Cottage-buying check list

  • Add up all the costs of ownership
  • Try to estimate how much costs will increase
  • Put money aside for the unexpected
  • Include the cost of mortgage insurance
  • Ask whether it’s a financial or lifestyle choice


If you are seriously considering buying a place by the lake you will have to take a hard look at what it will really cost to have a place like that of your own.

Cottages themselves come with a pretty high price tag, and that’s just the beginning. There’s taxes, maintenance, fees to dock and store your boat at a marina, maybe winter ploughing of your road, internet and TV — and the list goes on so you have to do your homework before jumping in. Do you actually have financial room right now to add the type of expenses that come with a cottage?

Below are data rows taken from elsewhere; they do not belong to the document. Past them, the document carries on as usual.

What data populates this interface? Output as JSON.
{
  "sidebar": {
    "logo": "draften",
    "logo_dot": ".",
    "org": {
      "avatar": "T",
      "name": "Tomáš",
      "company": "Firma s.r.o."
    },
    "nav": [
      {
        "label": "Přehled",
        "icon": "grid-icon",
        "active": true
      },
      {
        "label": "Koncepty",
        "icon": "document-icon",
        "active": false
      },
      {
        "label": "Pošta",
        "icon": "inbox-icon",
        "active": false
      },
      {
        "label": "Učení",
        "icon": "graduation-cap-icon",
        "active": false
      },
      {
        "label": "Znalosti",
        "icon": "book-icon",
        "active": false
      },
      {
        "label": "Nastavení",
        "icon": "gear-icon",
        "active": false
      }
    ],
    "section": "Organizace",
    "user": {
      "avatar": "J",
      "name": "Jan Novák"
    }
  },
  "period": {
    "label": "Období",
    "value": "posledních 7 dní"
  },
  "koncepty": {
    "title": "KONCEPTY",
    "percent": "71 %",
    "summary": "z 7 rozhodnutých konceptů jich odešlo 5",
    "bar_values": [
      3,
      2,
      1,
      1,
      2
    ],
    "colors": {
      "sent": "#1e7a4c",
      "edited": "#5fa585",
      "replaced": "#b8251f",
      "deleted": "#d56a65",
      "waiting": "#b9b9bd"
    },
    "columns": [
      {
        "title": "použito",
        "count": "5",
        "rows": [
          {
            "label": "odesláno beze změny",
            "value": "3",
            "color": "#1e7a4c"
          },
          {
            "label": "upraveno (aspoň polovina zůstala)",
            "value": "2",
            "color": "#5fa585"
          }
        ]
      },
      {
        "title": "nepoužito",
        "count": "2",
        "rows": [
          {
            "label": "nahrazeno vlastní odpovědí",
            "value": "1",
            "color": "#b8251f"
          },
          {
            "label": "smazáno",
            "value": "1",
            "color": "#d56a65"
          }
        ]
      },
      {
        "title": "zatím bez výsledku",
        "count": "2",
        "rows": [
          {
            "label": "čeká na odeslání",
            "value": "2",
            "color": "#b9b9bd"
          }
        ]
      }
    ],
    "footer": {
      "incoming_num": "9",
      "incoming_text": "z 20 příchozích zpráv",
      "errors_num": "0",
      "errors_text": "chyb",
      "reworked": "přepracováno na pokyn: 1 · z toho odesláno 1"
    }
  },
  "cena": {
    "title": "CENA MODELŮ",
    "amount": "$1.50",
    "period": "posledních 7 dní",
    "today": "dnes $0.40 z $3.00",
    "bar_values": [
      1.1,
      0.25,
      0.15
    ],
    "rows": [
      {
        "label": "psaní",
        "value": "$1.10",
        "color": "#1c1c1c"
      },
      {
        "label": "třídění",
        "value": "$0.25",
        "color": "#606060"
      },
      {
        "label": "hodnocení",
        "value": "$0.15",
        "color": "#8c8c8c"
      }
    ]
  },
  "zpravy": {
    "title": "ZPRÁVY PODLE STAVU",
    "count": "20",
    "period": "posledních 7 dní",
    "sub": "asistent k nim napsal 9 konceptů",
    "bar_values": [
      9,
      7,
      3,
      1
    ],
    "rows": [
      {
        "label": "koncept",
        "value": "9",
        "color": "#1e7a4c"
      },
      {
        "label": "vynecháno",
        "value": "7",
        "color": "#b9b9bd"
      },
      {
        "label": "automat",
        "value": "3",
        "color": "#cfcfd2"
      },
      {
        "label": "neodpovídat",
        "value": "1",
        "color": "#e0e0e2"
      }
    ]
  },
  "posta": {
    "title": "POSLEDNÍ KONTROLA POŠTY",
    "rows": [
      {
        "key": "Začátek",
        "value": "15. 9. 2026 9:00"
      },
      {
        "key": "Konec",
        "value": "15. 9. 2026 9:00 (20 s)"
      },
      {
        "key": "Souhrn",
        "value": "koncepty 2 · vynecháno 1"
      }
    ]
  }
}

Many people buy a smaller cottage and renovate it into what they want, in order to save on the initial price tag.  But that can be an expensive project for a place that you only spend summer weekends at.  General maintenance is top of the list of cottage costs. There’s always something that needs attention.

A cottage is a luxury.

One owner estimates that someone spending 50 days a year at their cottage, costs them $250 per night fo the privilege.  You can’t always justify it economically, because it gives a new dimension to your life. Many feel that it’s the greatest purchase you can make from a spiritual perspective.

That may be true, but even a dose of spirituality has its price — and buyers need to beware. Preparation is everything and the owner shouldn’t be surprised by the carrying costs. You should try to get a feel for the projected increases using historical rates of growth, to make sure you can afford to carry the costs going forward. The same goes for municipal tax increases, utilities and insurance.

The cottage seems to have more unpredictable costs associated with it than a primary home as well, such as damage from a heavy winter snowfall or repairs to the road leading into your property.  Also, depending on how much of a down payment you have, you may be faced with mortgage insurance. Mortgage insurance on your primary home will not cover a second one as it is specific to each property. Canada Mortgage and Housing Corporation (CMHC) no longer offers second property mortgage insurance, but others insurers do.

So where does that leave you? Should you invest in a cottage? It depends what you are looking for. If the decision is based on lifestyle you might be willing to make some bigger trade-offs than if your goal is to use the cottage as an investment.  As an investment, a cottage is probably not a wise one, but the non-financial considerations are what you need to think about after you’ve quantified everything else. So if you’ve established you can afford it then you have to ask yourself if it is really worth it to you.

For some owning a cottage is just not worth it, and they will rent for the cottage experience instead.  But others find value in the family time and tranquility the cottage allows.